Mark Daskin, Ph.D.

Professor
EngineeringIndustrial Operations Engineering

Biography

Dr. Daskin's research focuses on the application of operations research techniques to problems in healthcare, transportation, and supply chain management and facility location modeling. His research examining problems in healthcare operations focuses on transportation problems and the assignment of residents and interns to patients. His work is also concerned with healthcare quality improvement, and improving the efficiency of clinical research participant recruitment.
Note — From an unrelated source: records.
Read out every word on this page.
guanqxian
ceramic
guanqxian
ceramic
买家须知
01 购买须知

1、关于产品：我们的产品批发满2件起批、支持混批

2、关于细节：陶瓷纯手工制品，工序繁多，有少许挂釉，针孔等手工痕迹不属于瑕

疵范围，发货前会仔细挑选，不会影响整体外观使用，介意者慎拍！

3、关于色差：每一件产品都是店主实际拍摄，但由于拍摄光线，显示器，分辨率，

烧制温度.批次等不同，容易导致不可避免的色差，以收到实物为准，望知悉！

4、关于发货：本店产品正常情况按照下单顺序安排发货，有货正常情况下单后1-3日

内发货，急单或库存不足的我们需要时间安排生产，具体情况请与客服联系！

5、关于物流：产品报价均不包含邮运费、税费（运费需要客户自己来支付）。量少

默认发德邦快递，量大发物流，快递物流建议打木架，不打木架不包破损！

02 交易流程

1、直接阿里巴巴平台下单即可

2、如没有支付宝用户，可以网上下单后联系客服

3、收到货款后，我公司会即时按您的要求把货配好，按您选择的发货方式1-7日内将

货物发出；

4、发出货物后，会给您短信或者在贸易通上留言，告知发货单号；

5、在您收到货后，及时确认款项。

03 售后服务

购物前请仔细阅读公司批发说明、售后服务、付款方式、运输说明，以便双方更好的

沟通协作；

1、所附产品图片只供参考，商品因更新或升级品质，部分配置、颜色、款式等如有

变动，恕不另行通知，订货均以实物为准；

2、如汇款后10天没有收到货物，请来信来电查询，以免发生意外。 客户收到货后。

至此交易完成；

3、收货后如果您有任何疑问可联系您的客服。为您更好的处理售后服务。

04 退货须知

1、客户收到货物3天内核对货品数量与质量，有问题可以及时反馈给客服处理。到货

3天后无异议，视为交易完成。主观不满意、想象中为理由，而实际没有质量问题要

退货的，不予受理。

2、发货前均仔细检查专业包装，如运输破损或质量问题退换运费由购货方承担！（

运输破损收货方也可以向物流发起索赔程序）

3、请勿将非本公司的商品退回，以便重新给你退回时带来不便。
  • Ph.D., Civil Engineering, Massachusetts Institute of Technology
  • B.S., Civil Engineering, Massachusetts Institute of Technology

U-M Academic Affiliation(s)

Featured Member Profile

What are you thinking about?

I am currently working with Larry An, M.D., director of the Center for Health Communications Research and scientific director of the Cancer Survivorship Program; Amy Cohn, Ph.D., an Arthur F. Thurnau Professor, and associate professor of industrial and operations engineering; Joan Kellenberg, M.S., M.P.H., program manager for the Michigan Institute for Clinical and Health Research; and Joe East, an M.S. student in industrial and operations engineering, and health management and policy, on issues related to clinical research study recruitment. At any point in time, the University of Michigan has nearly 2,000 clinical studies underway. Many of these will fail to enroll an adequate number of research participants. This problem is not unique to the U-M; indeed, it is a pervasive national issue. We are hoping to understand this problem better and to identify ways of: (1) improving data collection related to clinical research recruitment, (2) helping study coordinators better recruit and retain research participants, and (3) identifying research participants whose participation in particular trials is critical to the success of the trial.

What are the practical implications for healthcare?

The key implication of this work for health care is that researchers will be better able to identify eligibility criteria that will enable them to recruit research participants for their studies, more clinical studies will be successful, and the clinical research enterprise will be more efficient and effective.

Why is this interesting to you?

The United States spends billions of dollars each year on clinical research. Many of these clinical research studies are peer-reviewed, funded by the federal government, and have high scientific and medical importance. Nevertheless, many do not attract sufficient research participants to complete the studies in question. Improved recruitment and retention strategies, coupled with the early identification of studies unlikely to recruit sufficient research participants under the proposed eligibility criteria, will allow a higher proportion of the funded studies to be successful. This will lead to a more efficient use of scarce resources and improved health care. On a personal level, there are many opportunities for interesting data analysis and for the use of optimization to improve the recruitment process.